Over the past 15 years, global economic growth has been sustained by the U.S. consumer. U.S. imports measure almost $2 trillion and the trade deficit totals some $850 billion. The sheer volume of U.S. imports and the pace of their expansion provided a boost to other countries. The dollars the United States sent abroad have spurred consumption and investment in China, Russia and dozens of other emerging economies.

This burst of consumption was sustained not so much by wage growth but by borrowing. Actually, there have been three mutually reinforcing credit bubbles. The U.S. housing boom was built on a mortgage bubble, as home mortgages grew by more than 50 percent from 2003 to 2007. Rising home prices led to a consumer credit bubble, with homeowners using their appreciating houses as collateral.

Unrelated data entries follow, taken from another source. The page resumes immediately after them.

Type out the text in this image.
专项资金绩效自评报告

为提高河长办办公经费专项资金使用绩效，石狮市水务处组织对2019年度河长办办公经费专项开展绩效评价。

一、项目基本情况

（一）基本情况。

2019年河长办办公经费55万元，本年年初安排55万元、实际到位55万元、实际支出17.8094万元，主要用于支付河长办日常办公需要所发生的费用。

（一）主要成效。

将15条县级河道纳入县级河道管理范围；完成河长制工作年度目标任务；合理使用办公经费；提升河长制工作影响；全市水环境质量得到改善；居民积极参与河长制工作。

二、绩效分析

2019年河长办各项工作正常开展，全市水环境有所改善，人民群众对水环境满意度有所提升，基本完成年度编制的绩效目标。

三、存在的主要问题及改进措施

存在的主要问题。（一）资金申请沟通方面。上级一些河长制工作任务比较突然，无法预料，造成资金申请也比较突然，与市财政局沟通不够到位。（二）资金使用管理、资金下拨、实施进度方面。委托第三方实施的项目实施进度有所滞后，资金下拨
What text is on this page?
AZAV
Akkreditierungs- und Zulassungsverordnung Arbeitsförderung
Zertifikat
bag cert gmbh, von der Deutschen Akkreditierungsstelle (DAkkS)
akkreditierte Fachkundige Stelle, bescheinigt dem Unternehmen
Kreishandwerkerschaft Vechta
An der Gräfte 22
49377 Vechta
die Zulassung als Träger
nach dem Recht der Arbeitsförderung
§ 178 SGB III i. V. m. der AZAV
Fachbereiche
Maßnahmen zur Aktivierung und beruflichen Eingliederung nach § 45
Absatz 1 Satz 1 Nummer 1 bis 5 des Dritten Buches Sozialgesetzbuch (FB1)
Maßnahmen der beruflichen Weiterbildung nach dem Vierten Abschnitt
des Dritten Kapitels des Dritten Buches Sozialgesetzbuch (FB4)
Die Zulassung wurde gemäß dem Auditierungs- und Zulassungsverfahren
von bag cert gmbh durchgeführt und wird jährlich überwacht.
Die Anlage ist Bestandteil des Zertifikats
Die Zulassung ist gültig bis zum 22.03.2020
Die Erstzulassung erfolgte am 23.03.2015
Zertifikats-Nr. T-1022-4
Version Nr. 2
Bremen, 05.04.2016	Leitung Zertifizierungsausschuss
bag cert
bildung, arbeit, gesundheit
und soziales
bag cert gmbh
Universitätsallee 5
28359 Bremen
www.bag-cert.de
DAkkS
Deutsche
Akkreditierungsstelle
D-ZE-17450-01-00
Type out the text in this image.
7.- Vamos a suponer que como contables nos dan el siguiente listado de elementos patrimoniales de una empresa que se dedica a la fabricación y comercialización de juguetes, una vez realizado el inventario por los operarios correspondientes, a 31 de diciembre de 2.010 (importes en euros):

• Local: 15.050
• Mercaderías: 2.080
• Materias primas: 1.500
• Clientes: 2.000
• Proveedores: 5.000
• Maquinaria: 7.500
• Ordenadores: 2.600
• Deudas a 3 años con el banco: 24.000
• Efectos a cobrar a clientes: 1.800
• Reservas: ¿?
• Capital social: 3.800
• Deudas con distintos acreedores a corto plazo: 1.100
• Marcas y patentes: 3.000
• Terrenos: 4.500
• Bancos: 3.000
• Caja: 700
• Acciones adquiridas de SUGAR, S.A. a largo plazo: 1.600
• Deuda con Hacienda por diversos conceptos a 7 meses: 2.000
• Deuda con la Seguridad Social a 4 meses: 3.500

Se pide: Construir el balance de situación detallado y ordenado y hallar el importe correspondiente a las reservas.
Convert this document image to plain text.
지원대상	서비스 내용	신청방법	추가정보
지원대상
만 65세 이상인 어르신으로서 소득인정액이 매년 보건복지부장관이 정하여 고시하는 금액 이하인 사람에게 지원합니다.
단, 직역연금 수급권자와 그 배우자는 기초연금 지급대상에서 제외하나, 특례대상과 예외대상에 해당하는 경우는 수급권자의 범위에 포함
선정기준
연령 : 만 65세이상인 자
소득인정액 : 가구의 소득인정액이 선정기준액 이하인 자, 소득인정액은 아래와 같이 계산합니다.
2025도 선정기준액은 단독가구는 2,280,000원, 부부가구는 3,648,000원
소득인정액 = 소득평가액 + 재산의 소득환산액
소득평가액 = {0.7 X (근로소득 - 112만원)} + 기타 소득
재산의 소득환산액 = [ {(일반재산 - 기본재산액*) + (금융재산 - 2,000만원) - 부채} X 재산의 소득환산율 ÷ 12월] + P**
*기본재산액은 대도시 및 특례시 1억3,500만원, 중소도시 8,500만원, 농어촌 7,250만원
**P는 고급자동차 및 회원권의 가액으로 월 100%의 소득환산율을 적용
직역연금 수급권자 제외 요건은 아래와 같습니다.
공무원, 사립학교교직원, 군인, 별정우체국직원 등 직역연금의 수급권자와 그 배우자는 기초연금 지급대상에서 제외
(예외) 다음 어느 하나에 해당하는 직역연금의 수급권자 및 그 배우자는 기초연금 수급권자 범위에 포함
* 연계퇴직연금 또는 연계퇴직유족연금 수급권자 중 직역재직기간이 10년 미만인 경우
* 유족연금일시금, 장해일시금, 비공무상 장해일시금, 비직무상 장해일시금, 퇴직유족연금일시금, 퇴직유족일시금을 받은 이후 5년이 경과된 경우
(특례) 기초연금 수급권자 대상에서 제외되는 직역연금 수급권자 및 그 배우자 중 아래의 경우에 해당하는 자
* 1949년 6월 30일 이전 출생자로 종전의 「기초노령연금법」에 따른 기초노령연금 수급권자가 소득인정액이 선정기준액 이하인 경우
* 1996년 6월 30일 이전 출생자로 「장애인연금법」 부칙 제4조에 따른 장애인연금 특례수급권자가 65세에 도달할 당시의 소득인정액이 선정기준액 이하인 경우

Government debt also ballooned as Washington refused to raise taxes to close the federal budget gap. These three types of debt amount to more than $10 trillion each, which means that together they measure more than twice the size of the U.S. economy.

The housing bubble has popped, but this is only the first stage of the crisis. The second bubble, consumer spending, is starting to pop as well. Banks are starting to lend to each other once more and the credit crunch may be at an end. But it will be a very long time until they resume lending to the U.S. homeowner. Americans will have to stop living beyond their means, which could shrink consumption by as much as 20 percent.

Falling U.S. consumption has already been felt by countries that sell goods, services and oil to the United States. They will, in turn, curb their own consumption and production. The situation has a downward spiral written all over it, and foreign countries will suffer even more than the United States. In the Depression, the U.S. economy shrank by almost 50 percent. But the impact on the rest of the world was more severe, as the global economy contracted by 65 percent.

The third bubble, the U.S. government debt, will burst when countries like China and Russia stop running enormous current account surpluses and their central banks are no longer able to buy dollars. On the contrary, some central banks have started to sell their dollar reserves to support their currencies, economies and financial markets.

The crisis is at its early stages. No bottom is yet in sight, and it is unclear how deep it will go and how long it will last. Just as in the Depression, a new economic paradigm will be required to pull the economy out of the slump. It is testimony to the flexibility and resilience of the U.S. political system that, just as the economy started to tank, a president is about to be elected who understands what needs to be done.

Alexei Bayer, a native Muscovite, is a New York-based economist.